Secondo lo statuto, “il consiglio di amministrazione dell’Inda definisce gli indirizzi artistico-culturali su proposta del consigliere delegato. Dunque, è quest’ultimo che delinea, senza neanche la “previa intesa” con il sovrintendente, le scelte artistiche e culturali dell’Inda, pur non avendo, alcuna specifica competenza nel campo artistico e culturale” spiega il Comitato.

I membri del Comitato sostengono che, per le competenze chieste, un consigliere delegato somiglia più ad un manager d’aziende piuttosto che ad un esperto di teatro. “Quanto ai compiti attribuitigli dallo statuto, il consigliere delegato predispone il budget economico, il bilancio di esercizio; definisce l’organizzazione degli uffici, la pianta organica del personale. Si tratta di competenze di natura amministrativa e contabile, ma neanche lontanamente artistiche e culturali” precisa il Comitato.

Analizzando il profilo del soprintendente, stando allo Statuto, il Comitato chiarisce:  “deve possedere i seguenti requisiti: elevato profilo culturale e “riconosciuta esperienza nella gestione degli spettacoli dal vivo”. Finalmente un riferimento agli spettacoli. Quanto ai compiti, egli elabora e predispone i programmi di attività della Fondazione, ma sulla base degli indirizzi artistici e culturali proposti dal consigliere delegato e approvati dal consiglio di amministrazione”.
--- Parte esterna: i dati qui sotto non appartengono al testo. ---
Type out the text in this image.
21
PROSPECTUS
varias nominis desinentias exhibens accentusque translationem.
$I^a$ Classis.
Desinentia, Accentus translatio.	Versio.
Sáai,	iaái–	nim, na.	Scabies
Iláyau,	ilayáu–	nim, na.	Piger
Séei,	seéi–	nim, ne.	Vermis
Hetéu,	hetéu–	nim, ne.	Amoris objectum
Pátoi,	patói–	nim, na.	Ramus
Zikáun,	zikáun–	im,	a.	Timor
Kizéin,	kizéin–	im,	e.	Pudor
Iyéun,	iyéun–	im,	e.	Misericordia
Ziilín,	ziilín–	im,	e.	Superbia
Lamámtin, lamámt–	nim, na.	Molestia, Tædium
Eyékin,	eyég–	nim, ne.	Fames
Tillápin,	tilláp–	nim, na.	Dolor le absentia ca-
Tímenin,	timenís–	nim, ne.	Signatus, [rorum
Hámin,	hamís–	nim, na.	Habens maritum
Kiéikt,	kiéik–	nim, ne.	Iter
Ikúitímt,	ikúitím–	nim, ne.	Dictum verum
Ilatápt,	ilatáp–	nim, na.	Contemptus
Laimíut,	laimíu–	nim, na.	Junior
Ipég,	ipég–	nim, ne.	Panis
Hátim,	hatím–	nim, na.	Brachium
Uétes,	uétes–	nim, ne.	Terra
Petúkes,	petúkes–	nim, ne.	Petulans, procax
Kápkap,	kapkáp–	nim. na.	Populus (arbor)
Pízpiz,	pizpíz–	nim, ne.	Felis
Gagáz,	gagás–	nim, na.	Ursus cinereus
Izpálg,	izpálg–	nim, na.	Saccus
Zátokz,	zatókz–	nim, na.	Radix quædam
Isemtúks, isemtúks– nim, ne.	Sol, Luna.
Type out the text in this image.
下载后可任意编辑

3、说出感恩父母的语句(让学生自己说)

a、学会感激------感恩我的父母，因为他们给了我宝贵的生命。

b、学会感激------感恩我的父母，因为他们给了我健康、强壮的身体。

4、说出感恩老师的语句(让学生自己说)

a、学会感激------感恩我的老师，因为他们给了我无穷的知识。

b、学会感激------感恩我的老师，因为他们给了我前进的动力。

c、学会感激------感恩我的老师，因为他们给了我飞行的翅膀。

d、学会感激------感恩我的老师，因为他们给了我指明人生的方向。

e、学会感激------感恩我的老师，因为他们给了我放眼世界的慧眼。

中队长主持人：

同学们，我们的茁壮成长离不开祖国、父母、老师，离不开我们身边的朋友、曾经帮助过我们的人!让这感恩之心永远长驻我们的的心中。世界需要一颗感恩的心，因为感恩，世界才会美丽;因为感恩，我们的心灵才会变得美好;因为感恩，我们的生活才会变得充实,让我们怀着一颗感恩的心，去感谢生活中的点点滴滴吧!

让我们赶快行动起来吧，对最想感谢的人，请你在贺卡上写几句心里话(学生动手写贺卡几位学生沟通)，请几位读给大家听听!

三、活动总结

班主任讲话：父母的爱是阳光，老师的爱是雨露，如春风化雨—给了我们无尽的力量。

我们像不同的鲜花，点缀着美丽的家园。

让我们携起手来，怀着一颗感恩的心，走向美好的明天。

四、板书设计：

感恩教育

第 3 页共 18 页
Nel ragionamento del Comitato, il consigliere delegato, pur non avendo competenze teatrali, detta la linea a chi, come il soprintendente, vive e lavora di teatro.

“Ecco perché è necessaria la riscrittura di alcune parti dello statuto, separando – scrivono i componenti del Comitato – la parte amministrativa e contabile (che potrebbe restare in capo al consigliere o amministratore delegato o essere affidata ad un dirigente amministrativo) da quella artistica e culturale che andrebbe attribuita in toto al sovrintendente”.